Transformer une inquiétude sentimentale en combat politique, organiser une grève mondiale des femmes en produisant un film pornographique. Je ne sais pas au juste ce qui m'a fait lire cet Eden sur Seine : le fait de l'avoir reçu sûrement, la référence à des thèmes altermondialistes ou le name-dropping de noms réels intervenant dans la trame du roman, qui me ramenait de fait à quelques obsessions personnelles (Clémentine Autain en apparition fugitive, Jack Ralite et même Jack Lang,....).
Premier roman d'un homme engagé dans les dits mouvements (Olivier Berthelot), Eden sur Seine "s'offre à nous" dans toute la splendeur de son concept : un livre, roman traditionnel, qui raconte une histoire dont je parlerai juste après, un blog et un site associés qui reprennent, prolongent et donnent corps au sujet du livre. . Le moins que l'on puisse dire et que des deux composantes, c'est la composante multimedia ou web qui est la plus réussie.

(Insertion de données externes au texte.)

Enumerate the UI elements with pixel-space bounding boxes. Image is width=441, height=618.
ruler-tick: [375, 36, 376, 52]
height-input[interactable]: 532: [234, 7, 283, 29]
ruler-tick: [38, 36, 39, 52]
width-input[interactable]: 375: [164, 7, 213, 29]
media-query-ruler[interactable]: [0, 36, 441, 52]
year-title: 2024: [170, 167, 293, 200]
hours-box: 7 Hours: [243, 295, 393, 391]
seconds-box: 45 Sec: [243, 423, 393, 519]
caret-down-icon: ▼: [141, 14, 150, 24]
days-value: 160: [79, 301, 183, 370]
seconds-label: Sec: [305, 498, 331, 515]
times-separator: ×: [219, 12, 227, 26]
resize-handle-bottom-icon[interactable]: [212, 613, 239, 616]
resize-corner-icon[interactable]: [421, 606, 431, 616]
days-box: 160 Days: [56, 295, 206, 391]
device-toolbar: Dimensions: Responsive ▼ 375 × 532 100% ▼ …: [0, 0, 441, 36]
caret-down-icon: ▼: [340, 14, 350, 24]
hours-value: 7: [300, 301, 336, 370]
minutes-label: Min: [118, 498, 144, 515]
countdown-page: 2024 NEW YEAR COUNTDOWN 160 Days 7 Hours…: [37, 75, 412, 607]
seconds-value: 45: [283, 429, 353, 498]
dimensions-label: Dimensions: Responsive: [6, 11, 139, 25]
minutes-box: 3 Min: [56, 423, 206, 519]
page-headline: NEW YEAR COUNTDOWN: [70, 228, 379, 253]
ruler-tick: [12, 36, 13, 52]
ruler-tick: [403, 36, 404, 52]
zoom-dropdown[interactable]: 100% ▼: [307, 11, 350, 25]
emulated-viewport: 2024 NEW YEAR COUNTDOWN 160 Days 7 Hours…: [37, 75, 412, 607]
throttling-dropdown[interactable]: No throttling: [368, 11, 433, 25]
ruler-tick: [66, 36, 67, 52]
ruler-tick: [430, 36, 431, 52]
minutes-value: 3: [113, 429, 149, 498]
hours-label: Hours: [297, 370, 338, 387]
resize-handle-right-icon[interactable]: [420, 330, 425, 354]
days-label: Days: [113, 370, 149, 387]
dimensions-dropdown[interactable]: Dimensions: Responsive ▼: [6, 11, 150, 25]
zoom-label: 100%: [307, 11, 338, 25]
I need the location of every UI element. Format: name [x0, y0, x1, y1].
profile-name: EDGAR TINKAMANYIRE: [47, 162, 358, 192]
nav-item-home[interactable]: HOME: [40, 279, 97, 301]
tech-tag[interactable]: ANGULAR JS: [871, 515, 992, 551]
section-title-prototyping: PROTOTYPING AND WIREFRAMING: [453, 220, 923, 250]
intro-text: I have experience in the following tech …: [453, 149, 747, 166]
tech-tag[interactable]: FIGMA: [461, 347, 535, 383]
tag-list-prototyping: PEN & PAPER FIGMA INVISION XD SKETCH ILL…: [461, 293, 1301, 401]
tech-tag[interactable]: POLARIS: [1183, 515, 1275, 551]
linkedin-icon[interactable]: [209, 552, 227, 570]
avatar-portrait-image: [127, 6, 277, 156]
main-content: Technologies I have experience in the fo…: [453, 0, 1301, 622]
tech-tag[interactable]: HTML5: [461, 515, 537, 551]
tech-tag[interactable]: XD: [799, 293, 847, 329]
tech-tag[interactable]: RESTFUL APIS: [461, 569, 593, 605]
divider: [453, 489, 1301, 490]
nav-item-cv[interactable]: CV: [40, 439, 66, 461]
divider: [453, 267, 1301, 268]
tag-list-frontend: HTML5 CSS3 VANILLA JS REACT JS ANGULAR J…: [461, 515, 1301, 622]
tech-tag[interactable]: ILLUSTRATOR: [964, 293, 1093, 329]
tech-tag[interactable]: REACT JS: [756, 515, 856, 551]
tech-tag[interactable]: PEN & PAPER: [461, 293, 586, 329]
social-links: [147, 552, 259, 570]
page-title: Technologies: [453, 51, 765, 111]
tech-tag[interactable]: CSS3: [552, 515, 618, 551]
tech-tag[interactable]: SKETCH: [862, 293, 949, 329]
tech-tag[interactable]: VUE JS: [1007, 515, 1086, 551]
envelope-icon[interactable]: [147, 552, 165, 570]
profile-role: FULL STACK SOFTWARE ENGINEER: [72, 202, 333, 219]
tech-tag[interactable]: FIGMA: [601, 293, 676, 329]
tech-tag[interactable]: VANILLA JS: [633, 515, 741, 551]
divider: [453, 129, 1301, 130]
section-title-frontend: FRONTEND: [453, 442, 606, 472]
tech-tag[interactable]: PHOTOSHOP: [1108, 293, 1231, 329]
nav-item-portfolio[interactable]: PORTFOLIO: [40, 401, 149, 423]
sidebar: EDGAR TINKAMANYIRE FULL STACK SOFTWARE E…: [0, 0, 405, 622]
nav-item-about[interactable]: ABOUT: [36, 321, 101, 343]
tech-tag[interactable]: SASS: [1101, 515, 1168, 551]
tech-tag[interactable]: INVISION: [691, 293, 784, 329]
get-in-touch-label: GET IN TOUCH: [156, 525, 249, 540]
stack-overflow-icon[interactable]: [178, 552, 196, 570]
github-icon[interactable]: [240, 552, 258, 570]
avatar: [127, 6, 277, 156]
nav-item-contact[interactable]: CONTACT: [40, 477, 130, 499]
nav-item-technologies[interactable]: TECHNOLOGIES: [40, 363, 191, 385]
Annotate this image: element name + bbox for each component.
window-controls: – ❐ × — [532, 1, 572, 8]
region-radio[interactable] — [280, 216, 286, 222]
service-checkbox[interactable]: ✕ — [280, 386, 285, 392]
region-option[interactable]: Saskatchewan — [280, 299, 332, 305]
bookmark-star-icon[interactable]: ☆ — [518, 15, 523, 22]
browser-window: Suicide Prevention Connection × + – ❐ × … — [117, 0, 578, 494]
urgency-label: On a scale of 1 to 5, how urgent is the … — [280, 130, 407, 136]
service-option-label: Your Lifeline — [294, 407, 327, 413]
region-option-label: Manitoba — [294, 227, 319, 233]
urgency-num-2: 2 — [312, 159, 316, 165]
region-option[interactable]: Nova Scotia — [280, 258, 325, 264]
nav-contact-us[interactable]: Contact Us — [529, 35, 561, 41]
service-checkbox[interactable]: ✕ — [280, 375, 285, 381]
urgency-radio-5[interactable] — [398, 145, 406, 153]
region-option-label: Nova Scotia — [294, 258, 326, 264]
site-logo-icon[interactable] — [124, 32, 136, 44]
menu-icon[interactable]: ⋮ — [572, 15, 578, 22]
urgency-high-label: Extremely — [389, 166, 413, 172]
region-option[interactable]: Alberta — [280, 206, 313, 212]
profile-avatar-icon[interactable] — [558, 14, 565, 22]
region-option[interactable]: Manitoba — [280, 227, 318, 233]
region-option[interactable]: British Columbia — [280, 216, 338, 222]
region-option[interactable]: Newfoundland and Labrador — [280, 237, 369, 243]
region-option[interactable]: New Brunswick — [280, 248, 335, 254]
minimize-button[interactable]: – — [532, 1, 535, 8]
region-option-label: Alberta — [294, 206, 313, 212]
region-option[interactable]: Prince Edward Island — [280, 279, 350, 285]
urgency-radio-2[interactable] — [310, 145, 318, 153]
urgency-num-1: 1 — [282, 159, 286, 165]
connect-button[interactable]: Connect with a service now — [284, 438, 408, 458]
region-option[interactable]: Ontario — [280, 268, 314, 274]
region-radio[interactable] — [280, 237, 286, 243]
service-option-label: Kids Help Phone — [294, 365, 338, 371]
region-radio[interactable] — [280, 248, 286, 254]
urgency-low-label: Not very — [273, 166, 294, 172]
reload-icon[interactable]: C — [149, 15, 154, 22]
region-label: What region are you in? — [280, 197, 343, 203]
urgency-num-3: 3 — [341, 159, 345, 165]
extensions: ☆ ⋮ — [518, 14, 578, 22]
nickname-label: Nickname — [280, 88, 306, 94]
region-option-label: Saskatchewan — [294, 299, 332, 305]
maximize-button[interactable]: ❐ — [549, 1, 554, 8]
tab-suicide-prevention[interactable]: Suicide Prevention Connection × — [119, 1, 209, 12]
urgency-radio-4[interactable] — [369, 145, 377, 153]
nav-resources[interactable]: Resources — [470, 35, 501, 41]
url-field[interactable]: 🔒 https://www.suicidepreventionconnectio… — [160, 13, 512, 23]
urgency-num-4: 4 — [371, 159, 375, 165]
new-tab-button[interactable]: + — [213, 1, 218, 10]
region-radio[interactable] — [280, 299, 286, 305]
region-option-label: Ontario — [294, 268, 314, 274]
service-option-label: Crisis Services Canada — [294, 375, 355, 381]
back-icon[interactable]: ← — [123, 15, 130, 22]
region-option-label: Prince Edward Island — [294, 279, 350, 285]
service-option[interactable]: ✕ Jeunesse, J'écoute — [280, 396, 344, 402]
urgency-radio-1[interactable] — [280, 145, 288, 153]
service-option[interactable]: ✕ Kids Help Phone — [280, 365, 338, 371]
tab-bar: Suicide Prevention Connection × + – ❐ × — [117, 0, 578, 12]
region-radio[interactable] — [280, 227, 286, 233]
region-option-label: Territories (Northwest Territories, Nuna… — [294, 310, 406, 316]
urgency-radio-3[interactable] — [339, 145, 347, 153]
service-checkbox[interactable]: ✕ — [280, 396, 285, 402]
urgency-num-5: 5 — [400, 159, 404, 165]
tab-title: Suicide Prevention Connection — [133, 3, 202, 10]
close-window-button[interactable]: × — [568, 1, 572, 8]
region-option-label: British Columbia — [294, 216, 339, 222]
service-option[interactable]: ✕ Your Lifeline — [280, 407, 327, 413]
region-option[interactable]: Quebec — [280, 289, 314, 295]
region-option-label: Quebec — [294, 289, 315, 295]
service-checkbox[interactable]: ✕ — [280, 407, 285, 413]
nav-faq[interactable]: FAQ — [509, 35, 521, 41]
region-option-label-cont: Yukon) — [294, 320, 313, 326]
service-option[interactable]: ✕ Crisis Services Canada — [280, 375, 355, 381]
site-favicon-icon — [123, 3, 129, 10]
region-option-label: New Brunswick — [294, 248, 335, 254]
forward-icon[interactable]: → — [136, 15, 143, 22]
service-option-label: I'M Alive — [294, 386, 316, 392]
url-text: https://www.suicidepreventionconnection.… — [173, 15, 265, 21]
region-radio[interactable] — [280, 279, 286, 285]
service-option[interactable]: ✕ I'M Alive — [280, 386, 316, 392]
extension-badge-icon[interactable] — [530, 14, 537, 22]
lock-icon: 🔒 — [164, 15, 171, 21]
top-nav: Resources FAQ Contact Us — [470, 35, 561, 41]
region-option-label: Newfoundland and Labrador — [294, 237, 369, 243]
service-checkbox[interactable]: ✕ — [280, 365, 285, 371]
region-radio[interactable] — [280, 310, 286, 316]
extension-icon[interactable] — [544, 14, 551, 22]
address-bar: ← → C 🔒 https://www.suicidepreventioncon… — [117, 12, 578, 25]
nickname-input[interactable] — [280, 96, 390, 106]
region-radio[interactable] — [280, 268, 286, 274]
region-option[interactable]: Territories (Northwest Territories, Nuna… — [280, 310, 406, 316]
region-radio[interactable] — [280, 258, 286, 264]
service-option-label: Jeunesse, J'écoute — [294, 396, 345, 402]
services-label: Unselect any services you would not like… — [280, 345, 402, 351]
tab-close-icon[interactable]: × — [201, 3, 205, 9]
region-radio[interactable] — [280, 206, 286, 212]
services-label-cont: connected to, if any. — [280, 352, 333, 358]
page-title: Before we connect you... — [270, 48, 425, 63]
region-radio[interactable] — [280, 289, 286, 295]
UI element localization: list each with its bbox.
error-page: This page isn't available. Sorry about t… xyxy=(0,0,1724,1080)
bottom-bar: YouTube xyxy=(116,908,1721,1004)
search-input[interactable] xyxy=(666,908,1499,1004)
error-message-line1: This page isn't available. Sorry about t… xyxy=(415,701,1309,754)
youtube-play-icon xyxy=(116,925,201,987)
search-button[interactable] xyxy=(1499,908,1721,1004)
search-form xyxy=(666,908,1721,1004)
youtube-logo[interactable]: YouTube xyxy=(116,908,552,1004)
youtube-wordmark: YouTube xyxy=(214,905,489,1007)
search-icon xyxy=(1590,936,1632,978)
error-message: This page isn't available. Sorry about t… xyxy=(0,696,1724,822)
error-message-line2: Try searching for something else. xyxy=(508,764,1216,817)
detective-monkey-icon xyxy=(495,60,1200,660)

Le blog est joliment troussé, même s'il a fermé depuis, et présente la dimension edenique du projet : ou comment faire vivre une utopie et créer du lien sentimental et humain, puis politique entre les hommes. Le livre en revanche, et il faut bien l'avouer, compte parmi les plus étranges et foireux qu'il m'ait été donné de lire ces dernières années. La narration s'articule autour de deux personnages-projets : un descendant de Gustave Eiffel qui décide de créer en Seine Saint Denis un Eden pour montrer que l'utopie est à portée de main; une nana moderne, vaguement arty et féministe, qui veut déclencher une révolte des femmes en provoquant une grève internationale et solidaire. Sur ce mini-exposé, on se dit que cela passe encore.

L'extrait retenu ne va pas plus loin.